Is this the place to ask this?

I hope someone will be kind enough to help me even if this is the wrong place to ask a question like this.

I’ve got a union query and I need to return all rows that match the results of another query, I just can’t figure out how to use From and Where in this particular situation.

The Union query pulls all rows from two tables and gives me combined results

The second query compares two other tables and finds rows where a certain value does not = zero

How can I get all the rows (multiple for each) from the first query based on the results of the second where I’ve created a virtual TBL1 with a UNION.

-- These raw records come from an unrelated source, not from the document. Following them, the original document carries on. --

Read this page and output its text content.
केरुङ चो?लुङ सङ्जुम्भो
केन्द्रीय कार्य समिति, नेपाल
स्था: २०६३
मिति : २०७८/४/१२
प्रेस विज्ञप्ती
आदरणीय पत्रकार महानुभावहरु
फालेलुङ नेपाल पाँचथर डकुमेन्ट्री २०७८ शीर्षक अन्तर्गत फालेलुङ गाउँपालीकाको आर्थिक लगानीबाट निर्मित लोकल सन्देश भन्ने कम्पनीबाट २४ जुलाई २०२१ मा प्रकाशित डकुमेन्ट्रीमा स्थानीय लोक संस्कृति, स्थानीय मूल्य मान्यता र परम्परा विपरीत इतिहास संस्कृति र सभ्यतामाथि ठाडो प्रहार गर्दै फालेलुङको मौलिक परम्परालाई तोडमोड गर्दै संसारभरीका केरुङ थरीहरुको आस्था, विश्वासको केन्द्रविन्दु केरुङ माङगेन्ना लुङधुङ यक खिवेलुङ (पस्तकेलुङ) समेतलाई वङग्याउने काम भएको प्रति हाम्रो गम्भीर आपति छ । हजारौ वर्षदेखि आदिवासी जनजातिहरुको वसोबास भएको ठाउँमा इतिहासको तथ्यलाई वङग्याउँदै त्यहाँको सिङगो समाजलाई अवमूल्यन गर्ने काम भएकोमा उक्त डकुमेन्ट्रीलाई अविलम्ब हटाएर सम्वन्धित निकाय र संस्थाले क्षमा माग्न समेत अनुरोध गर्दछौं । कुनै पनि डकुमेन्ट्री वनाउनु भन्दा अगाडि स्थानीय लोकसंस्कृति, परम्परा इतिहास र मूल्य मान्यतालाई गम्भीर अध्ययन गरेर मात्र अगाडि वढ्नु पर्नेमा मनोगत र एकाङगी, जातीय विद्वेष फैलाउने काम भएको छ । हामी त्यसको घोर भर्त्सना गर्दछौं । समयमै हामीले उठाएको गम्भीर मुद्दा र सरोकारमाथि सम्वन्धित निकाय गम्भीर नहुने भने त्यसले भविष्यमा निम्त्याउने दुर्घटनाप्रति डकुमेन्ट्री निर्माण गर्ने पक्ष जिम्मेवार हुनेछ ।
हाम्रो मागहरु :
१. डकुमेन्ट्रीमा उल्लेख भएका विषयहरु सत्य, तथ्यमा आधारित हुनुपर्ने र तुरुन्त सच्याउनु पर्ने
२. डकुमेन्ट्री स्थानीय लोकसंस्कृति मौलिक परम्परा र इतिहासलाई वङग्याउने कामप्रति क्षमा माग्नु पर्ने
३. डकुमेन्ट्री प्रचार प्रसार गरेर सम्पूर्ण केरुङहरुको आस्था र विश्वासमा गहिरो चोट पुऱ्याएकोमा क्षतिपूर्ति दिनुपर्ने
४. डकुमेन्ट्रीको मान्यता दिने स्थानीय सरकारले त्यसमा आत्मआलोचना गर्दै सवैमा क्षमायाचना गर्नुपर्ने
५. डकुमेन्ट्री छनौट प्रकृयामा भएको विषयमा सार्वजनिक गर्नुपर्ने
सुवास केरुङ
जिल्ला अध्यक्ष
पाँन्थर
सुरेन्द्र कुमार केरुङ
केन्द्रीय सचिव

here is a snippit of the code showing the gist of the whole thing (I just took out a bunch of details). I can post the entire code if needed.

Thanks!

SELECT DISTINCT

   TBL1.Record_Source,

FROM (SELECT ‘Revenue’ Record_Source,

     UNION ALL

SELECT ‘Manual’ Record_Source,)

TBL1

??? Select multiple records from above based on results of query below

– section two

SELECT ‘Manual’ Record_Source,

FROM ER.ER_PARTY_TRANSACTIONS A,

( SELECT ‘Revenue’ Record_Source,

FROM ER.ER_PARTY_TRANSACTIONS A,

     WHERE   D.TRANSACTION_COMPONENT = 'NET'

) ORIGINAL

WHERE D.TRANSACTION_COMPONENT = ‘NET’

   AND (ORIGINAL.COMPARE_AMT - D.COMPONENT_AMT) <> 0

I’m not 100% sure that I understand what you are asking, but I’ll try to answer anyway.

If you are trying to join these two queries (the green and the yellow sections) you could do it using a WITH, like this:

with inds as

(select *

 from dba_indexes

 where owner = 'SYS'),

tabs as

(select *

 from dba_tables

 where owner = 'SYS')

select tabs.owner,

  tabs.table_name,

  inds.owner as index_owner,

  inds.index_name

from tabs, inds

where tabs.owner = inds.table_owner

and tabs.table_name = inds.table_name

So in this example above, there are two separate queries in green and yellow, then I joined them with the blue section.

John, I think you understood my question perfectly. “With” appears to be exactly the key to solving my problem.

Since I’m just an accountant, with a very small amount of SQL knowledge, I don’t know if I ever would have stumbled on “with” - thank you very much for your help.